Ridley Howard’s oil paintings depict figures in private moments against backdrops of geometric abstraction, simplified architecture, and landscapes. Interceded upon by bold graphics, Howard’s intimate scenes lose the specificity of context, becoming atemporal vignettes starring familiar but unplaceable characters. His tightly cropped compositions often leave out details that would direct the viewer’s sense of narrative, heightening the formal qualities of the bodies and clothes against the flat planes that surround them.

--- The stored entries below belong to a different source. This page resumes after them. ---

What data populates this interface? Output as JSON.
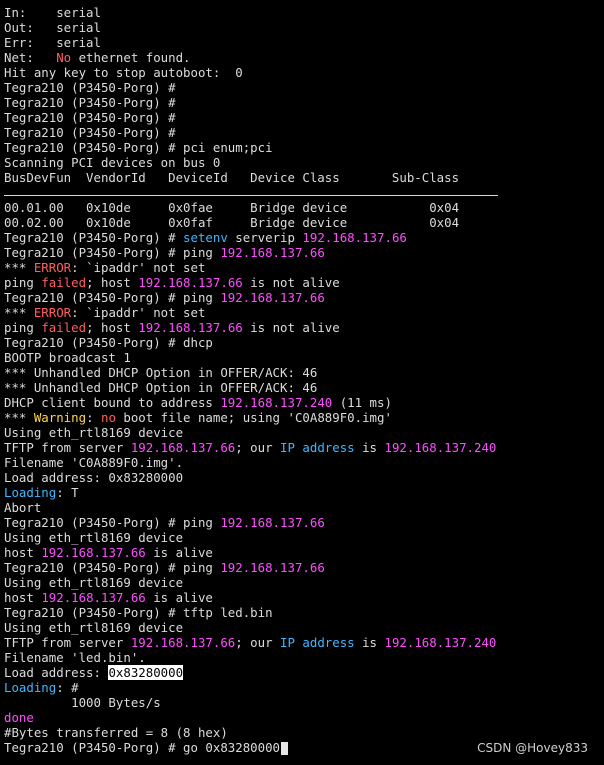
{
  "colors": {
    "background": "#000000",
    "text": "#dcdcdc",
    "error": "#ff5f5f",
    "ip": "#ff4dff",
    "keyword": "#3fb7ff",
    "warning": "#ffd84a"
  },
  "terminal": {
    "lines": [
      [
        {
          "t": "In:    serial"
        }
      ],
      [
        {
          "t": "Out:   serial"
        }
      ],
      [
        {
          "t": "Err:   serial"
        }
      ],
      [
        {
          "t": "Net:   "
        },
        {
          "t": "No",
          "c": "red"
        },
        {
          "t": " ethernet found."
        }
      ],
      [
        {
          "t": "Hit any key to stop autoboot:  0"
        }
      ],
      [
        {
          "t": "Tegra210 (P3450-Porg) #"
        }
      ],
      [
        {
          "t": "Tegra210 (P3450-Porg) #"
        }
      ],
      [
        {
          "t": "Tegra210 (P3450-Porg) #"
        }
      ],
      [
        {
          "t": "Tegra210 (P3450-Porg) #"
        }
      ],
      [
        {
          "t": "Tegra210 (P3450-Porg) # pci enum;pci"
        }
      ],
      [
        {
          "t": "Scanning PCI devices on bus 0"
        }
      ],
      [
        {
          "t": "BusDevFun  VendorId   DeviceId   Device Class       Sub-Class"
        }
      ],
      [
        {
          "t": ""
        }
      ],
      [
        {
          "t": "00.01.00   0x10de     0x0fae     Bridge device           0x04"
        }
      ],
      [
        {
          "t": "00.02.00   0x10de     0x0faf     Bridge device           0x04"
        }
      ],
      [
        {
          "t": "Tegra210 (P3450-Porg) # "
        },
        {
          "t": "setenv",
          "c": "cyan"
        },
        {
          "t": " serverip "
        },
        {
          "t": "192.168.137.66",
          "c": "magenta"
        }
      ],
      [
        {
          "t": "Tegra210 (P3450-Porg) # ping "
        },
        {
          "t": "192.168.137.66",
          "c": "magenta"
        }
      ],
      [
        {
          "t": "*** "
        },
        {
          "t": "ERROR",
          "c": "red"
        },
        {
          "t": ": `ipaddr' not set"
        }
      ],
      [
        {
          "t": "ping "
        },
        {
          "t": "failed",
          "c": "red"
        },
        {
          "t": "; host "
        },
        {
          "t": "192.168.137.66",
          "c": "magenta"
        },
        {
          "t": " is not alive"
        }
      ],
      [
        {
          "t": "Tegra210 (P3450-Porg) # ping "
        },
        {
          "t": "192.168.137.66",
          "c": "magenta"
        }
      ],
      [
        {
          "t": "*** "
        },
        {
          "t": "ERROR",
          "c": "red"
        },
        {
          "t": ": `ipaddr' not set"
        }
      ],
      [
        {
          "t": "ping "
        },
        {
          "t": "failed",
          "c": "red"
        },
        {
          "t": "; host "
        },
        {
          "t": "192.168.137.66",
          "c": "magenta"
        },
        {
          "t": " is not alive"
        }
      ],
      [
        {
          "t": "Tegra210 (P3450-Porg) # dhcp"
        }
      ],
      [
        {
          "t": "BOOTP broadcast 1"
        }
      ],
      [
        {
          "t": "*** Unhandled DHCP Option in OFFER/ACK: 46"
        }
      ],
      [
        {
          "t": "*** Unhandled DHCP Option in OFFER/ACK: 46"
        }
      ],
      [
        {
          "t": "DHCP client bound to address "
        },
        {
          "t": "192.168.137.240",
          "c": "magenta"
        },
        {
          "t": " (11 ms)"
        }
      ],
      [
        {
          "t": "*** "
        },
        {
          "t": "Warning",
          "c": "yellow"
        },
        {
          "t": ": "
        },
        {
          "t": "no",
          "c": "red"
        },
        {
          "t": " boot file name; using 'C0A889F0.img'"
        }
      ],
      [
        {
          "t": "Using eth_rtl8169 device"
        }
      ],
      [
        {
          "t": "TFTP from server "
        },
        {
          "t": "192.168.137.66",
          "c": "magenta"
        },
        {
          "t": "; our "
        },
        {
          "t": "IP address",
          "c": "cyan"
        },
        {
          "t": " is "
        },
        {
          "t": "192.168.137.240",
          "c": "magenta"
        }
      ],
      [
        {
          "t": "Filename 'C0A889F0.img'."
        }
      ],
      [
        {
          "t": "Load address: 0x83280000"
        }
      ],
      [
        {
          "t": "Loading",
          "c": "cyan"
        },
        {
          "t": ": T"
        }
      ],
      [
        {
          "t": "Abort"
        }
      ],
      [
        {
          "t": "Tegra210 (P3450-Porg) # ping "
        },
        {
          "t": "192.168.137.66",
          "c": "magenta"
        }
      ],
      [
        {
          "t": "Using eth_rtl8169 device"
        }
      ],
      [
        {
          "t": "host "
        },
        {
          "t": "192.168.137.66",
          "c": "magenta"
        },
        {
          "t": " is alive"
        }
      ],
      [
        {
          "t": "Tegra210 (P3450-Porg) # ping "
        },
        {
          "t": "192.168.137.66",
          "c": "magenta"
        }
      ],
      [
        {
          "t": "Using eth_rtl8169 device"
        }
      ],
      [
        {
          "t": "host "
        },
        {
          "t": "192.168.137.66",
          "c": "magenta"
        },
        {
          "t": " is alive"
        }
      ],
      [
        {
          "t": "Tegra210 (P3450-Porg) # tftp led.bin"
        }
      ],
      [
        {
          "t": "Using eth_rtl8169 device"
        }
      ],
      [
        {
          "t": "TFTP from server "
        },
        {
          "t": "192.168.137.66",
          "c": "magenta"
        },
        {
          "t": "; our "
        },
        {
          "t": "IP address",
          "c": "cyan"
        },
        {
          "t": " is "
        },
        {
          "t": "192.168.137.240",
          "c": "magenta"
        }
      ],
      [
        {
          "t": "Filename 'led.bin'."
        }
      ],
      [
        {
          "t": "Load address: "
        },
        {
          "t": "0x83280000",
          "c": "hl"
        }
      ],
      [
        {
          "t": "Loading",
          "c": "cyan"
        },
        {
          "t": ": #"
        }
      ],
      [
        {
          "t": "         1000 Bytes/s"
        }
      ],
      [
        {
          "t": "done",
          "c": "magenta"
        }
      ],
      [
        {
          "t": "#Bytes transferred = 8 (8 hex)"
        }
      ],
      [
        {
          "t": "Tegra210 (P3450-Porg) # go 0x83280000"
        }
      ]
    ]
  },
  "watermark": "CSDN @Hovey833"
}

These tableaus take on the indistinct quality of memories in an era of stock imagery and cinema, rendering even the throes of passion with a camera’s cool neutrality. That the works take two dramatically different scales – monumental works appear side-by-side with canvases only a few inches in area – further complicates the artist's depiction of intimacy, evoking the silver screen as well as the lens. Nevertheless, the viewer can find the sensuality of Howard’s erotic imagery reflected in the delicate craftsmanship of his compositions, characterized by soft brushstrokes and carefully balanced color relationships. There is palpable tenderness in the soft light of Howard’s figures and zeal in the exuberant colors of his abstracted spaces.

Gesturing in equal parts to minimalist compositions, movie poster design, snapshot photography, impressionistic landscapes, and pop art, Howard’s works harken back to artistic forebears while combining their anachronistic styles with a distinctly contemporary effortlessness. The slight banality of Howard’s scenes is another marker of the artist’s present-day sensibility – even sexually explicit scenes are conveyed with unblinking straightforwardness, in marked contrast to the censorious era his figures evoke. The palatable seduction of Howard’s style gradually gives way to images that exist in unclassifiable space and time, uniting the dreamlike quality of memory with the disorienting poetics of abstraction.